После похорон сына

записи 23. 12. 1983 2. 01. 1984

Если бы предложили прожить еще одну жизнь, в которой
пришлось бы снова испытать смерть близких, я отказался бы, не
колеблясь ни мгновения.

 Сырая ночь. За мокрым вагонным окном напряженно
стремятся - куда? вперед или назад? - до дрожи натянутые
рельсы: струятся рядом, плавно сходятся, пересекаются неслышно
и опять плавно и навсегда расходятся. Из глубокой прорвы ночи
являются, несутся назад и вновь исчезают деревья и столбы,
какие-то одинокие домики и опять пустая бесснежная земля.
 Все катится, катится, катится.

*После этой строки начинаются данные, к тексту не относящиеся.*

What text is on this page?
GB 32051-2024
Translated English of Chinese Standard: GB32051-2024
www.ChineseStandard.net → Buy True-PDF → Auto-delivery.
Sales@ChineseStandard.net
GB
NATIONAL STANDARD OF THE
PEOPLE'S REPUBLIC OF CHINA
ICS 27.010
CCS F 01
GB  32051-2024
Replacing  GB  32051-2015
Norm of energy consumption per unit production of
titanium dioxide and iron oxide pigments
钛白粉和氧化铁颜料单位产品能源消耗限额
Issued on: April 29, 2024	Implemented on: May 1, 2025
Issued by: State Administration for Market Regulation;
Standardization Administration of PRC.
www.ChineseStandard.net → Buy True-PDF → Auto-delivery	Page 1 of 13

Все движется, как
неисчислимые годы до и после него. Движутся все живые элементы
мироздания, такие же, каким был он. И для них ничего не
изменилось от того, что его среди этого непостижимого множества
- нет. И каждую из этих живых частиц постигнет та же участь: и
она будет безразлично забыта, и мир будет катиться без нее, как
он катится извечно.

 Все сердце изорвано, истоптано и почти не содрогается.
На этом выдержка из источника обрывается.